Темнота была такой сладкой, такой чудесной, что у неё даже заныло в груди.
— Он закоротил всё, до чего дотянулся, — усмехнулась она. — И автономное тоже.
Теперь было видно, что обесточенные пилотом генераторы висят по всему бункеру большими мёртвыми чёрными гроздьями. Недолго думая, Ая шевельнула их во тьме, и те гулко дрогнули, а потом с глухим металлическим шорохом рассыпались и раскатились по бетонным полам.
— Так-то лучше, — сказала она, поднимаясь. — И, похоже, что для всех.
* * *
Мэтт сидел на полу, обхватив голову руками.
— Мэтт, Мэтт! — прошептала она. — Пойдём со мной…
— Ая… — откликнулся Мэтт. — Где ты?
— Я здесь, маленький мой, — улыбнулась она и проступила во мраке. — Видишь?
Коридор, в котором они вынырнули, по-прежнему был тёмным, пустым и гулким.
— Я знал! — мальчик всхлипнул и схватил её за руку. — Я знал, что ты всё равно придёшь…
— И я знал, — безмятежно сказал голос. — Здравствуй, Ая. Информация — это уже почти форма. Правда?
— Правда, чёрт бы побрал вашу предусмотрительность, — не выдержала она.
— Да, да, — засмеялся голос. — Естественно.
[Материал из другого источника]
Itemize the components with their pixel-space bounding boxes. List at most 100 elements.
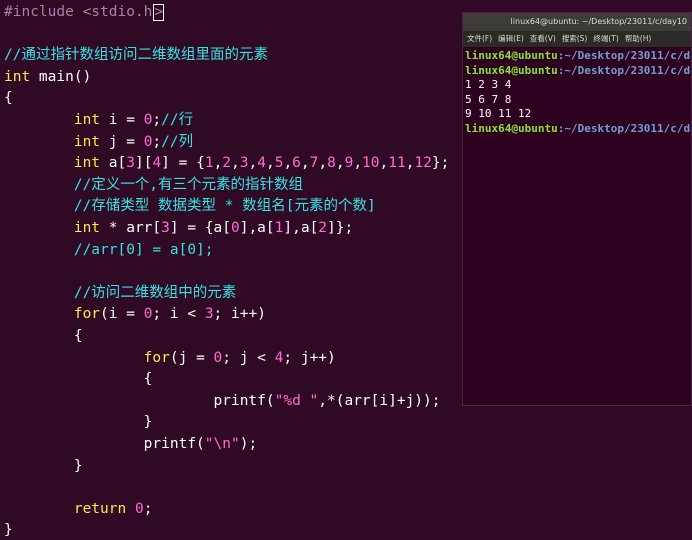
code-token: 11 [388, 155, 406, 172]
text-cursor: > [153, 3, 165, 21]
terminal-output[interactable]: linux64@ubuntu:~/Desktop/23011/c/day10$l… [463, 47, 691, 136]
code-token: , [213, 155, 223, 172]
code-token: ; j < [222, 349, 275, 366]
terminal-menu-item[interactable]: 搜索(S) [562, 34, 588, 43]
code-token: ][ [134, 155, 153, 172]
code-token: 3 [204, 306, 214, 323]
code-token: , [265, 155, 275, 172]
code-line: return 0; [4, 499, 153, 519]
code-token: { [4, 90, 13, 107]
code-token: ; i++) [213, 306, 266, 323]
prompt-user: linux64@ubuntu [465, 49, 558, 62]
terminal-window[interactable]: linux64@ubuntu: ~/Desktop/23011/c/day10 … [462, 12, 692, 406]
code-line: printf("%d ",*(arr[i]+j)); [4, 391, 441, 411]
code-token: #include [4, 4, 74, 20]
code-line: int * arr[3] = {a[0],a[1],a[2]}; [4, 218, 353, 238]
code-token: 4 [257, 155, 266, 172]
code-token: printf( [4, 392, 275, 409]
code-token: 1 [204, 155, 214, 172]
code-token: i = [100, 112, 144, 128]
code-line: } [4, 520, 13, 540]
code-line: printf("\n"); [4, 434, 258, 454]
code-token: { [4, 328, 83, 344]
code-token: { [4, 371, 153, 388]
code-token: a[ [100, 155, 127, 172]
code-token: ; [152, 112, 162, 128]
code-token: //访问二维数组中的元素 [4, 284, 237, 301]
code-token: j = [100, 133, 144, 150]
code-line: int a[3][4] = {1,2,3,4,5,6,7,8,9,10,11,1… [4, 153, 450, 173]
prompt-path: :~/Desktop/23011/c/day10$ [557, 49, 691, 62]
code-line: //通过指针数组访问二维数组里面的元素 [4, 45, 268, 65]
code-line: { [4, 326, 83, 346]
code-token: return [4, 500, 127, 517]
code-token: //存储类型 数据类型 * 数组名[元素的个数] [4, 198, 376, 215]
code-token: main() [30, 68, 92, 85]
code-token: int [4, 155, 101, 172]
terminal-line: linux64@ubuntu:~/Desktop/23011/c/day10$ [465, 49, 691, 64]
code-token: //定义一个,有三个元素的指针数组 [4, 176, 304, 193]
code-line: //arr[0] = a[0]; [4, 240, 214, 260]
code-line: } [4, 412, 153, 432]
code-token: 0 [230, 220, 240, 236]
code-token: 3 [161, 220, 170, 236]
code-token: 2 [222, 155, 232, 172]
code-token: , [248, 155, 258, 172]
code-token: ] = { [161, 155, 205, 172]
code-token: int [4, 68, 31, 85]
code-token: ; i < [152, 306, 205, 323]
code-token: 12 [414, 155, 432, 172]
code-token: , [231, 155, 240, 172]
code-token: 2 [318, 220, 328, 236]
code-line: { [4, 88, 13, 108]
code-token: //arr[0] = a[0]; [4, 241, 214, 258]
code-token: ] = {a[ [169, 220, 231, 236]
code-token: 0 [213, 349, 223, 366]
code-token: ; [152, 133, 162, 150]
code-token: , [379, 155, 389, 172]
terminal-menu-item[interactable]: 终端(T) [593, 34, 618, 43]
code-token: ,*(arr[i]+j)); [318, 392, 441, 409]
code-line: { [4, 369, 153, 389]
program-output: 5 6 7 8 [465, 92, 512, 106]
code-token: * arr[ [100, 220, 162, 236]
code-line: for(j = 0; j < 4; j++) [4, 348, 336, 368]
code-token: "\n" [204, 436, 240, 452]
code-token: 3 [126, 155, 135, 172]
code-token: 10 [362, 155, 380, 172]
code-token: 3 [239, 155, 249, 172]
program-output: 1 2 3 4 [465, 78, 512, 91]
prompt-user: linux64@ubuntu [465, 121, 558, 135]
code-line: //存储类型 数据类型 * 数组名[元素的个数] [4, 196, 376, 216]
prompt-path: :~/Desktop/23011/c/day10$ [557, 63, 691, 77]
terminal-menu-item[interactable]: 文件(F) [467, 34, 492, 43]
code-token: for [4, 349, 170, 366]
code-token: (i = [100, 306, 144, 323]
code-token: //行 [161, 112, 194, 128]
terminal-menu-item[interactable]: 查看(V) [530, 34, 556, 43]
code-token: } [4, 522, 13, 539]
code-token: ; [143, 500, 153, 517]
terminal-title: linux64@ubuntu: ~/Desktop/23011/c/day10 [463, 13, 691, 31]
code-token: int [4, 112, 101, 128]
terminal-menu-item[interactable]: 编辑(E) [498, 34, 524, 43]
code-token: //列 [161, 133, 194, 150]
code-token: , [300, 155, 310, 172]
code-line: #include <stdio.h > [4, 2, 165, 22]
code-token: ],a[ [283, 220, 319, 236]
terminal-line: linux64@ubuntu:~/Desktop/23011/c/day10$ [465, 63, 691, 79]
code-line: int i = 0;//行 [4, 110, 193, 130]
terminal-line: 5 6 7 8 [465, 93, 689, 108]
terminal-menu-item[interactable]: 帮助(H) [625, 34, 652, 43]
code-token: //通过指针数组访问二维数组里面的元素 [4, 47, 268, 64]
code-token: } [4, 414, 153, 431]
code-line: //定义一个,有三个元素的指针数组 [4, 175, 303, 195]
code-token: }; [431, 155, 450, 172]
code-token: int [4, 133, 101, 150]
code-token: <stdio.h [73, 4, 153, 20]
code-token: 9 [344, 155, 354, 172]
terminal-menubar: 文件(F) 编辑(E) 查看(V) 搜索(S) 终端(T) 帮助(H) [463, 31, 691, 47]
prompt-user: linux64@ubuntu [465, 63, 558, 77]
code-line: for(i = 0; i < 3; i++) [4, 304, 266, 324]
code-token: } [4, 457, 83, 474]
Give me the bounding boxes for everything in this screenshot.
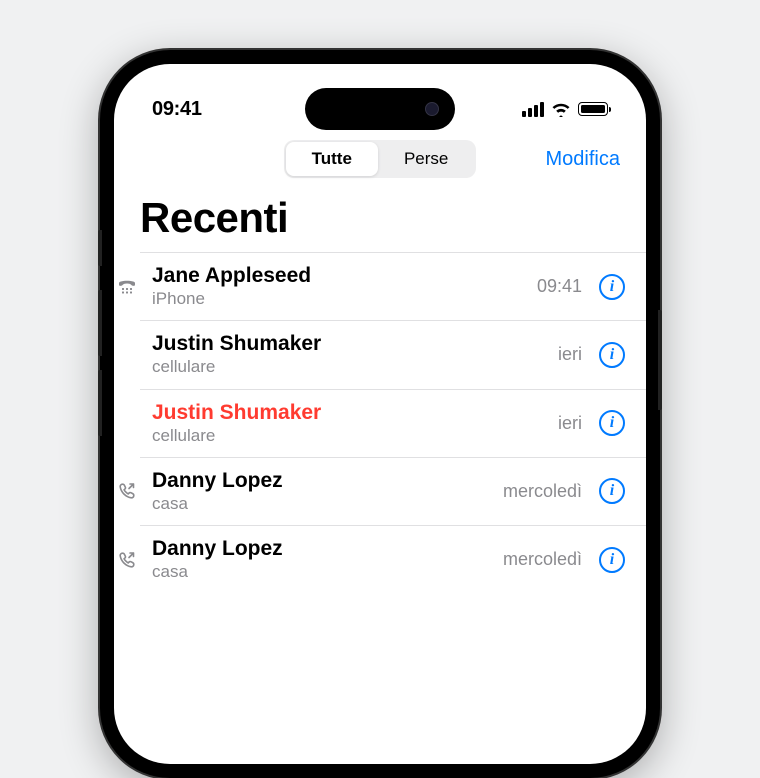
recents-list: Jane AppleseediPhone09:41iJustin Shumake… (114, 252, 646, 593)
call-type-icon-slot (114, 481, 140, 501)
call-subtitle: cellulare (152, 425, 546, 447)
call-time: ieri (558, 413, 582, 434)
tty-icon (117, 278, 137, 296)
wifi-icon (551, 102, 571, 117)
call-text: Danny Lopezcasa (152, 536, 491, 583)
info-icon: i (599, 547, 625, 573)
info-button[interactable]: i (598, 273, 626, 301)
call-row[interactable]: Danny Lopezcasa mercoledì i (140, 525, 646, 593)
call-text: Justin Shumakercellulare (152, 331, 546, 378)
cellular-signal-icon (522, 102, 544, 117)
call-subtitle: iPhone (152, 288, 525, 310)
info-button[interactable]: i (598, 409, 626, 437)
caller-name: Jane Appleseed (152, 263, 525, 288)
caller-name: Danny Lopez (152, 468, 491, 493)
status-time: 09:41 (152, 98, 202, 121)
info-icon: i (599, 478, 625, 504)
nav-bar: Tutte Perse Modifica (114, 134, 646, 190)
call-text: Justin Shumakercellulare (152, 400, 546, 447)
info-icon: i (599, 342, 625, 368)
call-text: Danny Lopezcasa (152, 468, 491, 515)
call-subtitle: casa (152, 493, 491, 515)
phone-frame: 09:41 Tutte Perse Modifica Recenti Jane … (100, 50, 660, 778)
call-row[interactable]: Justin Shumakercellulare ierii (140, 389, 646, 457)
call-time: mercoledì (503, 481, 582, 502)
info-icon: i (599, 410, 625, 436)
phone-screen: 09:41 Tutte Perse Modifica Recenti Jane … (114, 64, 646, 764)
info-button[interactable]: i (598, 546, 626, 574)
call-time: 09:41 (537, 276, 582, 297)
tab-missed[interactable]: Perse (378, 142, 474, 176)
call-type-icon-slot (114, 550, 140, 570)
tab-all[interactable]: Tutte (286, 142, 378, 176)
call-row[interactable]: Jane AppleseediPhone 09:41 i (140, 252, 646, 320)
info-icon: i (599, 274, 625, 300)
call-subtitle: cellulare (152, 356, 546, 378)
call-subtitle: casa (152, 561, 491, 583)
outgoing-call-icon (117, 481, 137, 501)
call-time: ieri (558, 344, 582, 365)
call-text: Jane AppleseediPhone (152, 263, 525, 310)
info-button[interactable]: i (598, 477, 626, 505)
page-title: Recenti (114, 190, 646, 252)
caller-name: Danny Lopez (152, 536, 491, 561)
outgoing-call-icon (117, 550, 137, 570)
call-row[interactable]: Danny Lopezcasa mercoledì i (140, 457, 646, 525)
front-camera (425, 102, 439, 116)
segmented-control: Tutte Perse (284, 140, 477, 178)
caller-name: Justin Shumaker (152, 331, 546, 356)
edit-button[interactable]: Modifica (546, 148, 620, 171)
battery-icon (578, 102, 608, 116)
dynamic-island (305, 88, 455, 130)
info-button[interactable]: i (598, 341, 626, 369)
call-time: mercoledì (503, 549, 582, 570)
call-type-icon-slot (114, 278, 140, 296)
call-row[interactable]: Justin Shumakercellulare ierii (140, 320, 646, 388)
caller-name: Justin Shumaker (152, 400, 546, 425)
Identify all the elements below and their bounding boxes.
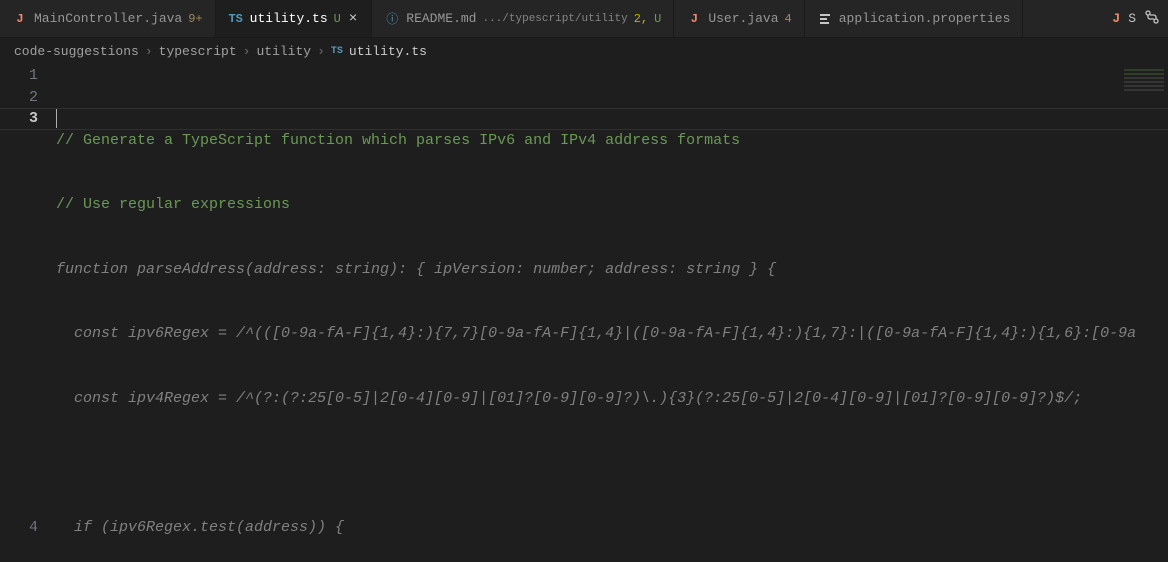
tab-label: application.properties bbox=[839, 11, 1011, 26]
line-number: 3 bbox=[0, 108, 38, 130]
text-cursor bbox=[56, 109, 57, 128]
tab-label: MainController.java bbox=[34, 11, 182, 26]
code-comment: // Use regular expressions bbox=[56, 196, 290, 213]
tab-untracked-badge: U bbox=[654, 12, 661, 26]
inline-suggestion: const ipv6Regex = /^(([0-9a-fA-F]{1,4}:)… bbox=[56, 323, 1168, 345]
tab-application-properties[interactable]: application.properties bbox=[805, 0, 1024, 37]
breadcrumb-segment[interactable]: code-suggestions bbox=[14, 44, 139, 59]
tabs-actions: J S bbox=[1112, 9, 1168, 29]
tab-label: README.md bbox=[406, 11, 476, 26]
tab-warning-badge: 2, bbox=[634, 12, 648, 26]
tab-label: User.java bbox=[708, 11, 778, 26]
java-icon: J bbox=[12, 11, 28, 27]
inline-suggestion bbox=[56, 452, 1168, 474]
line-number: 2 bbox=[0, 87, 38, 109]
minimap[interactable] bbox=[1124, 69, 1164, 93]
line-number-gutter: 1 2 3 4 bbox=[0, 65, 56, 562]
tab-close-button[interactable]: × bbox=[347, 11, 359, 27]
breadcrumb-segment[interactable]: utility bbox=[256, 44, 311, 59]
editor-tabs: J MainController.java 9+ TS utility.ts U… bbox=[0, 0, 1168, 38]
chevron-right-icon: › bbox=[317, 44, 325, 59]
breadcrumb[interactable]: code-suggestions › typescript › utility … bbox=[0, 38, 1168, 65]
inline-suggestion: const ipv4Regex = /^(?:(?:25[0-5]|2[0-4]… bbox=[56, 388, 1168, 410]
tab-maincontroller[interactable]: J MainController.java 9+ bbox=[0, 0, 216, 37]
tab-untracked-badge: U bbox=[334, 12, 341, 26]
code-content[interactable]: // Generate a TypeScript function which … bbox=[56, 65, 1168, 562]
typescript-icon: TS bbox=[228, 11, 244, 27]
line-number-spacer bbox=[0, 130, 38, 517]
java-icon: J bbox=[1112, 11, 1120, 26]
tab-subpath: .../typescript/utility bbox=[482, 13, 627, 25]
chevron-right-icon: › bbox=[145, 44, 153, 59]
breadcrumb-segment[interactable]: typescript bbox=[159, 44, 237, 59]
tab-utility-ts[interactable]: TS utility.ts U × bbox=[216, 0, 373, 37]
inline-suggestion: if (ipv6Regex.test(address)) { bbox=[56, 517, 1168, 539]
tab-problems-badge: 9+ bbox=[188, 12, 202, 26]
tab-user-java[interactable]: J User.java 4 bbox=[674, 0, 804, 37]
typescript-icon: TS bbox=[331, 46, 343, 57]
tab-readme[interactable]: ⓘ README.md .../typescript/utility 2, U bbox=[372, 0, 674, 37]
line-number: 1 bbox=[0, 65, 38, 87]
java-icon: J bbox=[686, 11, 702, 27]
code-editor[interactable]: 1 2 3 4 // Generate a TypeScript functio… bbox=[0, 65, 1168, 562]
line-number: 4 bbox=[0, 517, 38, 539]
code-comment: // Generate a TypeScript function which … bbox=[56, 132, 740, 149]
properties-icon bbox=[817, 11, 833, 27]
tab-overflow-label: S bbox=[1128, 11, 1136, 26]
chevron-right-icon: › bbox=[243, 44, 251, 59]
tab-label: utility.ts bbox=[250, 11, 328, 26]
compare-changes-icon[interactable] bbox=[1144, 9, 1160, 29]
breadcrumb-file[interactable]: utility.ts bbox=[349, 44, 427, 59]
info-icon: ⓘ bbox=[384, 11, 400, 27]
inline-suggestion: function parseAddress(address: string): … bbox=[56, 259, 1168, 281]
tab-problems-badge: 4 bbox=[785, 12, 792, 26]
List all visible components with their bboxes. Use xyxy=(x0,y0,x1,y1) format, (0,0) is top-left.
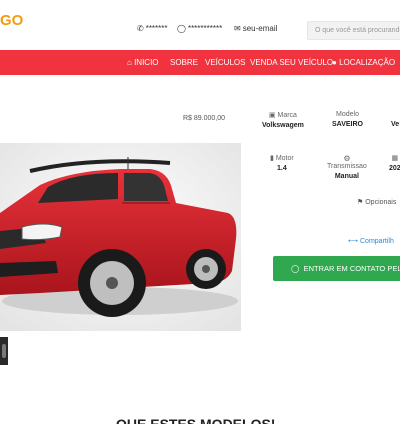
nav-item-venda[interactable]: VENDA SEU VEÍCULO xyxy=(250,58,333,67)
phone-number: ******* xyxy=(145,24,168,33)
home-icon: ⌂ xyxy=(127,58,132,67)
whatsapp-number: *********** xyxy=(187,24,223,33)
section-title: QUE ESTES MODELOS! xyxy=(116,416,276,424)
whatsapp-contact[interactable]: ◯ *********** xyxy=(177,24,222,33)
vehicle-price: R$ 89.000,00 xyxy=(183,115,226,122)
nav-item-localizacao[interactable]: ● LOCALIZAÇÃO xyxy=(332,58,395,67)
red-pickup-image xyxy=(0,143,241,331)
map-marker-icon: ● xyxy=(332,58,337,67)
email-contact[interactable]: ✉ seu-email xyxy=(234,24,277,33)
envelope-icon: ✉ xyxy=(234,24,241,33)
phone-contact[interactable]: ✆ ******* xyxy=(137,24,168,33)
site-logo[interactable]: GO xyxy=(0,12,23,29)
page: GO ✆ ******* ◯ *********** ✉ seu-email O… xyxy=(0,0,400,424)
calendar-icon: ▦ xyxy=(391,155,399,162)
whatsapp-icon: ◯ xyxy=(177,24,186,33)
tags-icon: ⚑ xyxy=(357,199,364,206)
spec-ano: ▦ 202 xyxy=(389,155,400,172)
spec-versao: Ve xyxy=(391,121,400,128)
search-input[interactable]: O que você está procurando xyxy=(307,21,400,40)
share-link[interactable]: ⟷ Compartilh xyxy=(348,237,394,245)
vehicle-photo[interactable] xyxy=(0,143,241,331)
car-icon: ▣ xyxy=(268,112,276,119)
spec-motor: ▮ Motor 1.4 xyxy=(270,155,294,172)
email-address: seu-email xyxy=(242,24,278,33)
whatsapp-icon: ◯ xyxy=(291,264,300,273)
nav-item-sobre[interactable]: SOBRE xyxy=(170,58,198,67)
gear-icon: ⚙ xyxy=(343,154,351,163)
share-icon: ⟷ xyxy=(348,238,359,245)
engine-icon: ▮ xyxy=(270,155,274,162)
spec-modelo: Modelo SAVEIRO xyxy=(332,111,363,128)
whatsapp-contact-button[interactable]: ◯ ENTRAR EM CONTATO PELO xyxy=(273,256,400,281)
gallery-thumbnail[interactable] xyxy=(0,337,8,365)
main-nav: ⌂ INICIO SOBRE VEÍCULOS VENDA SEU VEÍCUL… xyxy=(0,50,400,75)
spec-transmissao: ⚙ Transmissao Manual xyxy=(327,154,367,180)
spec-marca: ▣ Marca Volkswagem xyxy=(262,112,304,129)
nav-item-inicio[interactable]: ⌂ INICIO xyxy=(127,58,159,67)
optionals-toggle[interactable]: ⚑ Opcionais xyxy=(357,198,396,206)
nav-item-veiculos[interactable]: VEÍCULOS xyxy=(205,58,245,67)
phone-icon: ✆ xyxy=(137,24,144,33)
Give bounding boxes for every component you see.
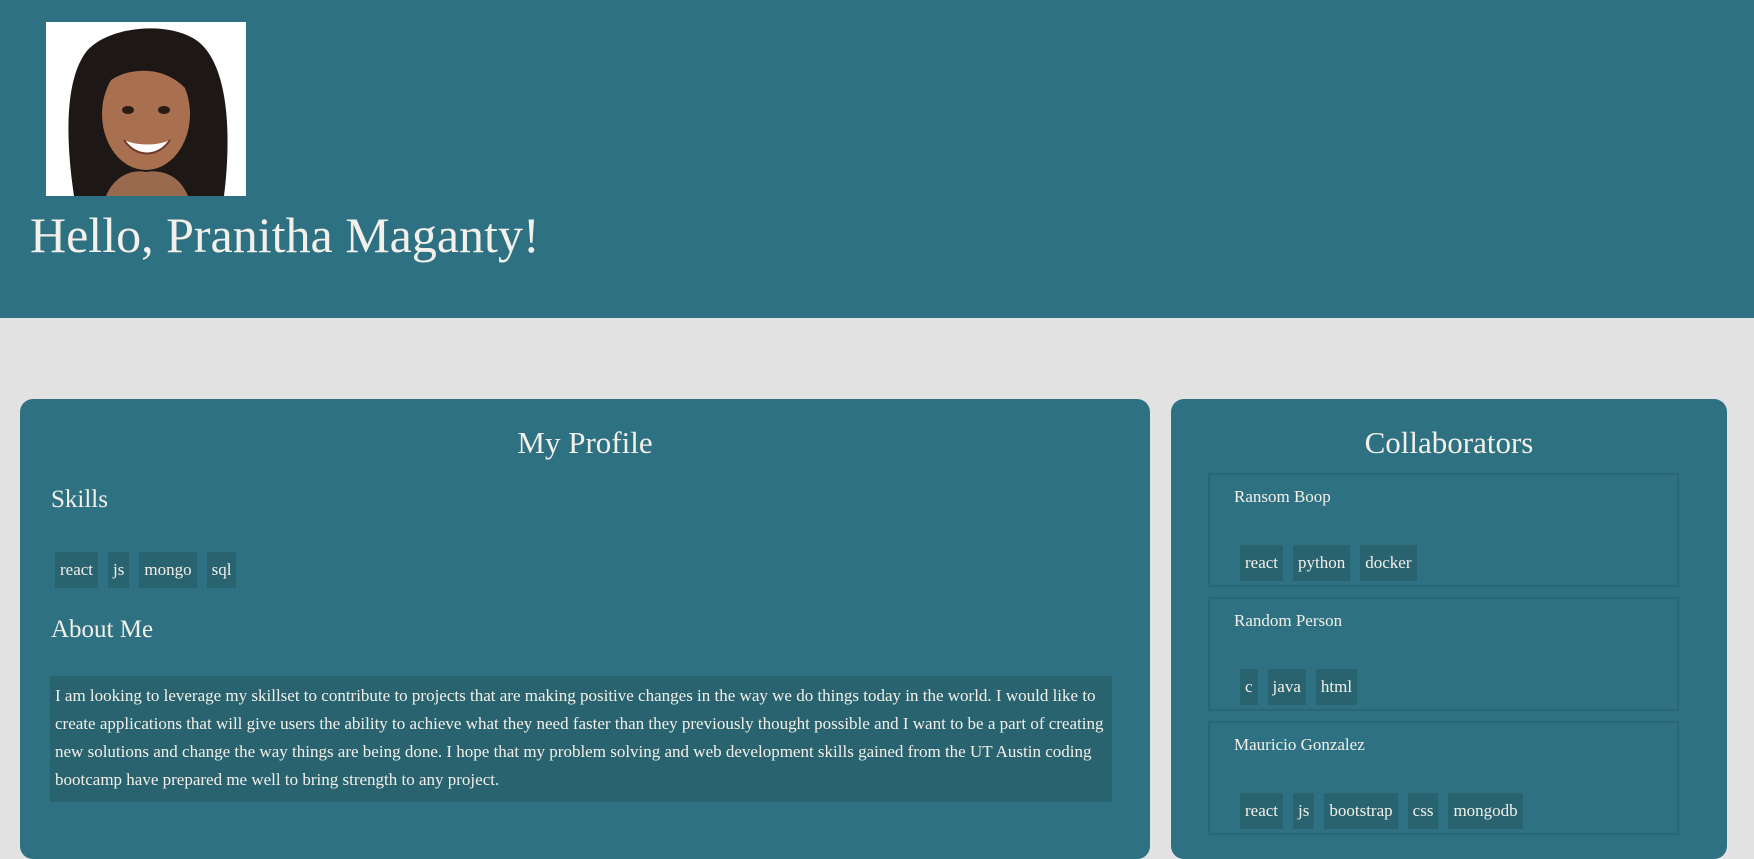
skill-tag: python — [1293, 545, 1351, 581]
skills-tag-list: react js mongo sql — [55, 552, 237, 588]
skill-tag: css — [1407, 793, 1439, 829]
collaborator-name: Mauricio Gonzalez — [1234, 735, 1365, 754]
skill-tag: js — [1293, 793, 1315, 829]
skill-tag: mongodb — [1448, 793, 1523, 829]
collaborator-skills: react python docker — [1240, 545, 1417, 581]
avatar-photo — [46, 22, 246, 196]
skill-tag: js — [108, 552, 130, 588]
profile-title: My Profile — [517, 425, 653, 460]
about-text: I am looking to leverage my skillset to … — [50, 676, 1112, 802]
collaborator-card[interactable]: Random Person c java html — [1208, 597, 1679, 711]
skill-tag: bootstrap — [1324, 793, 1398, 829]
skill-tag: c — [1240, 669, 1258, 705]
profile-header: Hello, Pranitha Maganty! — [0, 0, 1754, 318]
collaborator-name: Random Person — [1234, 611, 1343, 630]
profile-card: My Profile Skills react js mongo sql Abo… — [20, 399, 1150, 859]
collaborator-list: Ransom Boop react python docker Random P… — [1208, 473, 1679, 845]
about-heading: About Me — [51, 616, 154, 643]
skills-heading: Skills — [51, 486, 108, 513]
collaborator-card[interactable]: Mauricio Gonzalez react js bootstrap css… — [1208, 721, 1679, 835]
collaborator-name: Ransom Boop — [1234, 487, 1331, 506]
collaborator-skills: react js bootstrap css mongodb — [1240, 793, 1523, 829]
skill-tag: sql — [206, 552, 237, 588]
skill-tag: react — [1240, 793, 1284, 829]
skill-tag: mongo — [139, 552, 197, 588]
skill-tag: react — [55, 552, 99, 588]
skill-tag: react — [1240, 545, 1284, 581]
skill-tag: docker — [1360, 545, 1417, 581]
avatar — [46, 22, 246, 196]
collaborators-title: Collaborators — [1364, 425, 1534, 460]
collaborator-skills: c java html — [1240, 669, 1358, 705]
greeting-heading: Hello, Pranitha Maganty! — [30, 207, 540, 263]
collaborators-card: Collaborators Ransom Boop react python d… — [1171, 399, 1727, 859]
collaborator-card[interactable]: Ransom Boop react python docker — [1208, 473, 1679, 587]
skill-tag: html — [1315, 669, 1358, 705]
skill-tag: java — [1267, 669, 1306, 705]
Для простоты и безопасности следовало бы оставить только вашу, не так ли?
Тьма вокруг была плотной, почти осязаемой, но по голосу было понятно, что человек спокоен и стоит так близко, что только протяни руку.
— Я хочу вам кое-что рассказать, — снова заговорил голос. — Я видел сегодня крысу. Просто крысу. Маленькую такую, дикую, серую. Скорее даже крысёнка. Этакий длинноногий крысиный подросток. И знаете, что я подумал? Что он, этот родившийся здесь крысиный ребёнок, по сути, точно такой же абориген, как и я. И прав на жизненное пространство имеет столько же. Если сможет. Загвоздка только в том, что не может.
Он замолчал.
Ая аккуратно отцепила ладошки Мэтта от своей руки и сперва вложила, а затем и зажгла в них свечу.
— Подержи-ка, пожалуйста, — сказала она. — Пусть всё это превратится в свет, так будет приятнее.
Мэтт послушно взял свечу и поднял её повыше. В её свете лицо стоящего рядом человека показалось Ае усталым, осунувшимся и даже почти родным.
— Землетрясение не было плохой идеей, — сказала она. — Хотя бы потому, что вообще не было идеей. Идея была другая — понять.